What they found is striking: Bad weather in a community on that first Earth Day correlated 10 to 20 years later with weaker support in that community for the environment, particularly among those who were age 20 or younger in 1970. Poor weather on that single calendar day was also associated with higher levels of carbon monoxide in the air at that location and a greater risk of congenital abnormalities in infants born there over the following two decades.

On the flipside, their research also shows that communities that experienced good weather — and thus better participation in events that day — had stronger pro-environmental attitudes, healthier infants and cleaner air in the decades that followed.

“What we’re showing is that regular people can come together in a community on one day and make a huge difference that can last for decades. And that actually happened on Earth Day all across the United States,” Hungerman says. The results further suggest benefits to voluntary activity that might be impossible to pinpoint until years after it occurs, he adds.

During the research, Hungerman met several participants from that first Earth Day and was inspired their experiences.

One such participant was Walt Pomeroy, who in 1970 was an undergraduate geology major at Albion College in southern Michigan. Pomeroy led a group of Albion residents who gathered to clean up a section of the Kalamazoo River. Students collected discarded aluminum cans and sold them to a scrap facility. The section of the riverfront that was cleaned up was turned into a park that is still in operation.

For Pomeroy, participation in Earth Day turned into a lifelong dedication to environmental causes. He and students from other Michigan schools formed the Michigan Student Environmental Confederation, whose members worked with state and federal legislators to strengthen environmental protection laws.

Pomeroy later became a regional vice president of the National Audubon Society. He credits Earth Day for helping to promote returnable bottles and cans and lowering phosphate levels in detergents.

Earth Day in 1970 took place only in the U.S., was intended to be a one-time event and wasn’t celebrated again until two decades later. Nowadays, it’s celebrated annually on April 22 around the world and is generally considered the birthday of the modern environmental movement.
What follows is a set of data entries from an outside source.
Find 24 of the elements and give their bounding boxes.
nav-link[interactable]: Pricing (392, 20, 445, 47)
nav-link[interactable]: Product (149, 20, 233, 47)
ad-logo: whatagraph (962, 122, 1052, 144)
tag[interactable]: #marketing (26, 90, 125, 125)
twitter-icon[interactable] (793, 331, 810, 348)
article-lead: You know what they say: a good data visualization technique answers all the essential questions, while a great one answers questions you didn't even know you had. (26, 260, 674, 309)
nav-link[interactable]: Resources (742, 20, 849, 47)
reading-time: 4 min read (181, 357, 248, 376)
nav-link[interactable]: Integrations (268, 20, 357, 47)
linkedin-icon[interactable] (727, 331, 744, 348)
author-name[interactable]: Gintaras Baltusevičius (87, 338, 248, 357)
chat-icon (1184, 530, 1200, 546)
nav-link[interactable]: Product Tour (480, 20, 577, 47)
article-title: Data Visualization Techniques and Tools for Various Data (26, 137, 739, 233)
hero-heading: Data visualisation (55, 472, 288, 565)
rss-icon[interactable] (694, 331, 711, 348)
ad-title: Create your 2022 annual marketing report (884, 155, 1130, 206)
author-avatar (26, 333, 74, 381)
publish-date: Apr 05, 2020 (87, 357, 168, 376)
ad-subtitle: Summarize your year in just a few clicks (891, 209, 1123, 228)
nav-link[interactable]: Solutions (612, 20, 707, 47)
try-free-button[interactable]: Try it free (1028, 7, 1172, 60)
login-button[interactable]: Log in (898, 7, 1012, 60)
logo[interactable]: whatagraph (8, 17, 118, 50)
Hungerman was drawn to the topic not primarily out of environmental concern, but because his research frequently focuses on issues related to volunteerism. “But having done this work has definitely made me more sensitive to environmental issues,” he says. “It’s proof that people really can make a difference. You don’t need to be a millionaire. You don’t need it to be organized by some national group that has big influence or political clout. In this moment, this is a story of local communities doing their own thing on one day and making a difference in that community for years to come.”


Margaret Fosmoe is an associate editor of this magazine.